Bielsko Biała po raz trzeci
Dnia 23 października 2012 roku, w niedzielę, jedziemy z Tomkiem po raz trzeci do Bielska-Białej, na rehabilitację do pana Wojtka Romanowskiego. Podróż mija bez żadnych problemów i już po południu lokujemy się w wynajętym przez nas mieszkaniu. Przez cały okres turnusu rehabilitacyjnego z Tomkiem przebywa mama i - na zmianę - brat, siostra lub babcia. Jak zwykle jesteśmy bardzo zadowoleni z efektów rehabilitacji.
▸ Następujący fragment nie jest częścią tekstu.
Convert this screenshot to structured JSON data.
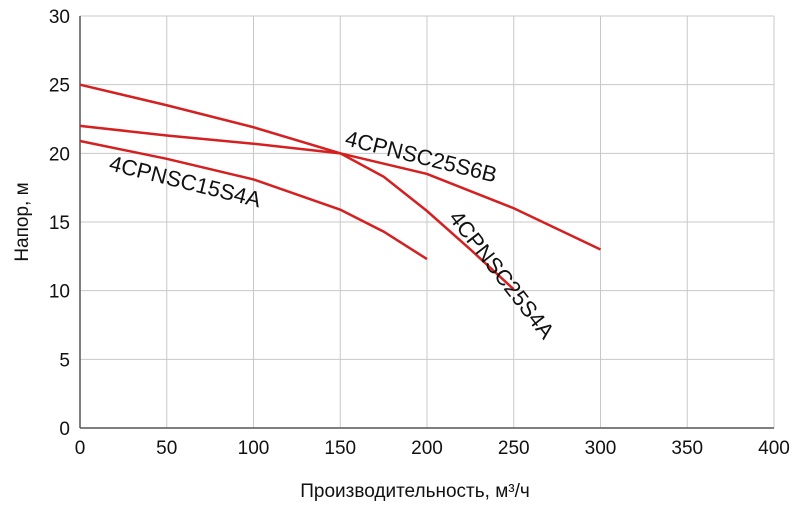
{
  "chart_data": {
    "type": "line",
    "x_label": "Производительность, м³/ч",
    "y_label": "Напор, м",
    "xlim": [
      0,
      400
    ],
    "xticks": [
      0,
      50,
      100,
      150,
      200,
      250,
      300,
      350,
      400
    ],
    "ylim": [
      0,
      30
    ],
    "yticks": [
      0,
      5,
      10,
      15,
      20,
      25,
      30
    ],
    "grid": true,
    "series": [
      {
        "name": "4CPNSC15S4A",
        "color": "#d42020",
        "x": [
          0,
          50,
          100,
          150,
          175,
          200
        ],
        "values": [
          20.9,
          19.6,
          18.1,
          15.9,
          14.3,
          12.3
        ]
      },
      {
        "name": "4CPNSC25S6B",
        "color": "#d42020",
        "x": [
          0,
          50,
          100,
          150,
          200,
          250,
          300
        ],
        "values": [
          22,
          21.3,
          20.7,
          20,
          18.5,
          16,
          13
        ]
      },
      {
        "name": "4CPNSC25S4A",
        "color": "#d42020",
        "x": [
          0,
          50,
          100,
          150,
          175,
          200,
          225,
          250
        ],
        "values": [
          25,
          23.5,
          21.9,
          20,
          18.3,
          15.8,
          13,
          10.1
        ]
      }
    ]
  }
}
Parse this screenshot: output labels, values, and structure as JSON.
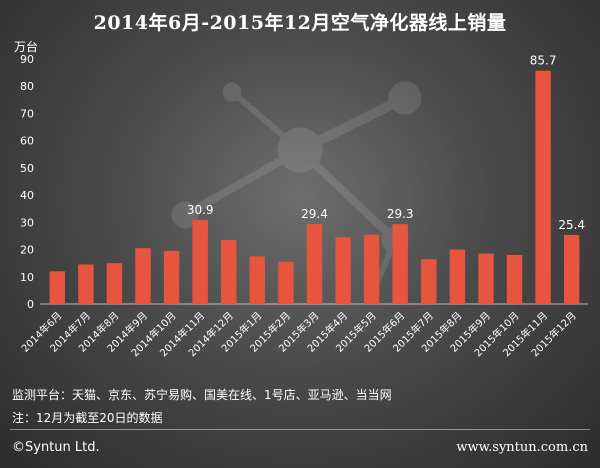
{
  "chart_data": {
    "type": "bar",
    "title": "2014年6月-2015年12月空气净化器线上销量",
    "unit_label": "万台",
    "categories": [
      "2014年6月",
      "2014年7月",
      "2014年8月",
      "2014年9月",
      "2014年10月",
      "2014年11月",
      "2014年12月",
      "2015年1月",
      "2015年2月",
      "2015年3月",
      "2015年4月",
      "2015年5月",
      "2015年6月",
      "2015年7月",
      "2015年8月",
      "2015年9月",
      "2015年10月",
      "2015年11月",
      "2015年12月"
    ],
    "values": [
      12,
      14.5,
      15,
      20.5,
      19.5,
      30.9,
      23.5,
      17.5,
      15.5,
      29.4,
      24.5,
      25.5,
      29.3,
      16.5,
      20,
      18.5,
      18,
      85.7,
      25.4
    ],
    "data_labels": {
      "5": "30.9",
      "9": "29.4",
      "12": "29.3",
      "17": "85.7",
      "18": "25.4"
    },
    "ylim": [
      0,
      90
    ],
    "yticks": [
      0,
      10,
      20,
      30,
      40,
      50,
      60,
      70,
      80,
      90
    ],
    "grid": false,
    "bar_color": "#e8553e"
  },
  "notes": {
    "platforms": "监测平台：天猫、京东、苏宁易购、国美在线、1号店、亚马逊、当当网",
    "date_note": "注：12月为截至20日的数据"
  },
  "footer": {
    "copyright": "©Syntun Ltd.",
    "url": "www.syntun.com.cn"
  }
}
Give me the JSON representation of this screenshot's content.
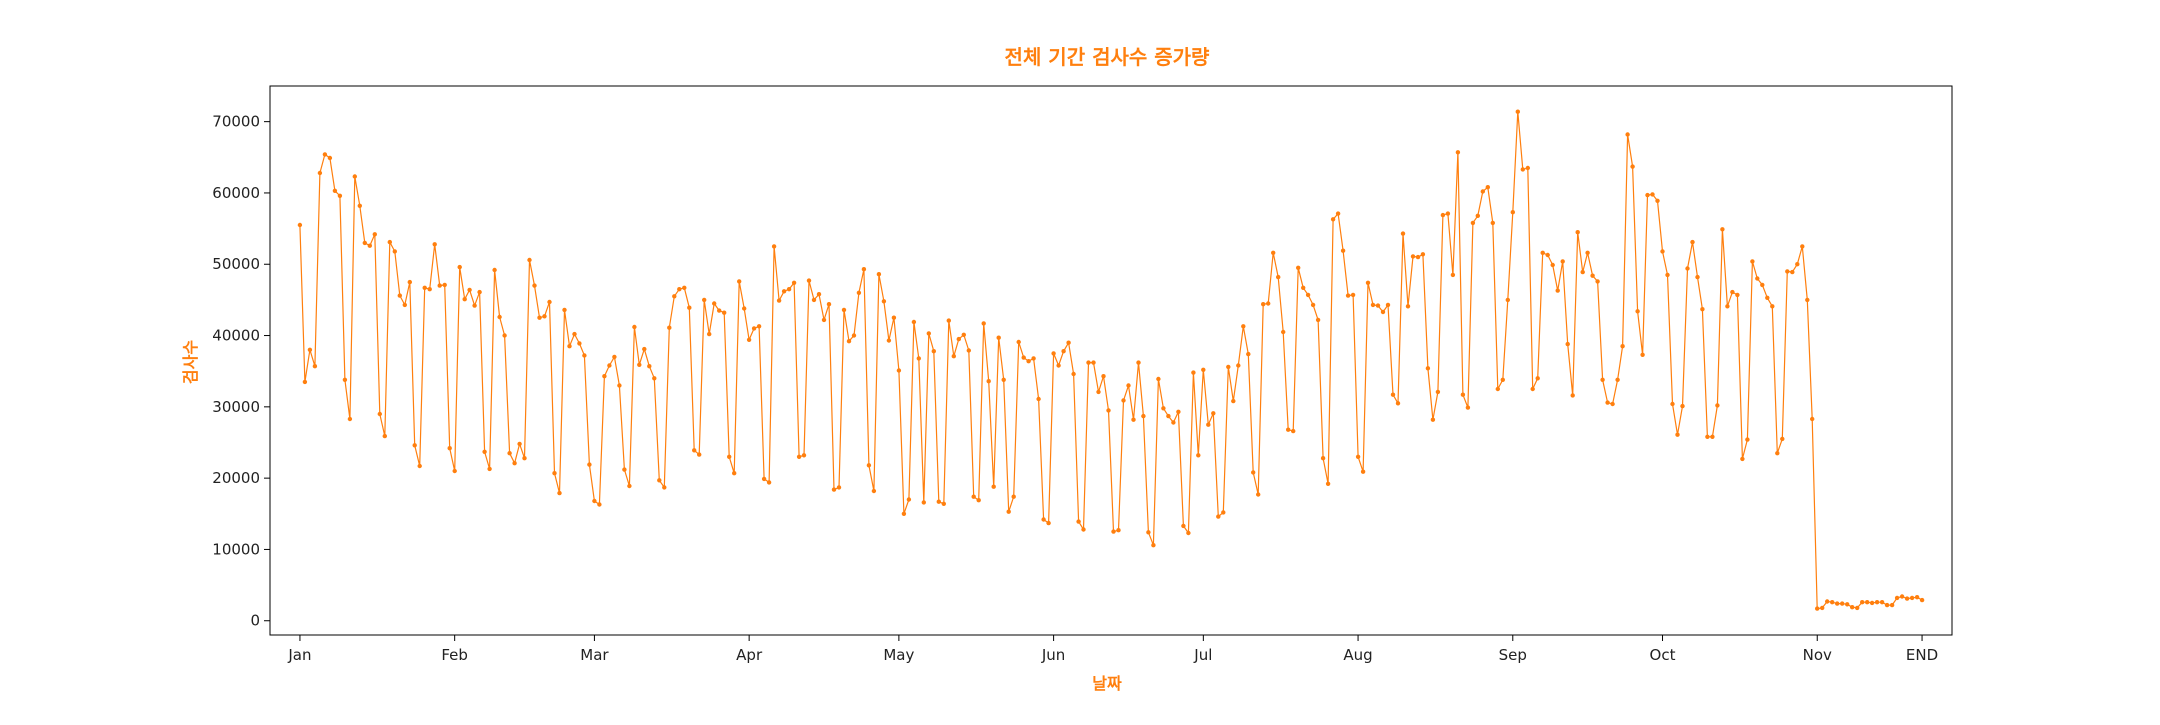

Nie dość, że Tomek ma po 5-6 godzin rehabilitacji dziennie, podczas której dużo chodzi i ma zajęcia z logopedą oraz neuropsychologiem, to jeszcze pozytywnie wpływa na niego atmosfera tego miejsca i częste weekendowe wycieczki po okolicy. O jego zadowoleniu upewnia nas to, że codziennie głośno się śmieje i że coraz lepiej współpracuje z rehabilitantami. Poniżej zdjęcie z drugiego dnia pobytu. Tomek chodzi z Wojtkiem, ale jeszcze nie potrafi tak podnosić i przekładać prawej nogi jak pod koniec turnusu.
Zajęcia z Krzyśkiem:
Tomek, wracając z zajęć, usypia nawet z głową opartą na pasach:
Tomek wygląda na totalnie wykończonego po całym dniu zajęć:
W weekend jedziemy na obiad do karczmy w Straconce: http://www.karczma.bielsko.pl/. Polecamy żeberka, są przepyszne! Jak widać, Tomek jest bardzo zadowolony, że jedziemy na wycieczkę.
Na wycieczce w Wiśle. Tomek z bratem, Damianem:
Na spacerze w Szczyrku z mamą:
Na spacerze w Szczyrku z babcią:
Na wycieczce w Ustroniu. Góra Równica. Polecamy ze względu na piękne widoki i Dwór Skibówka.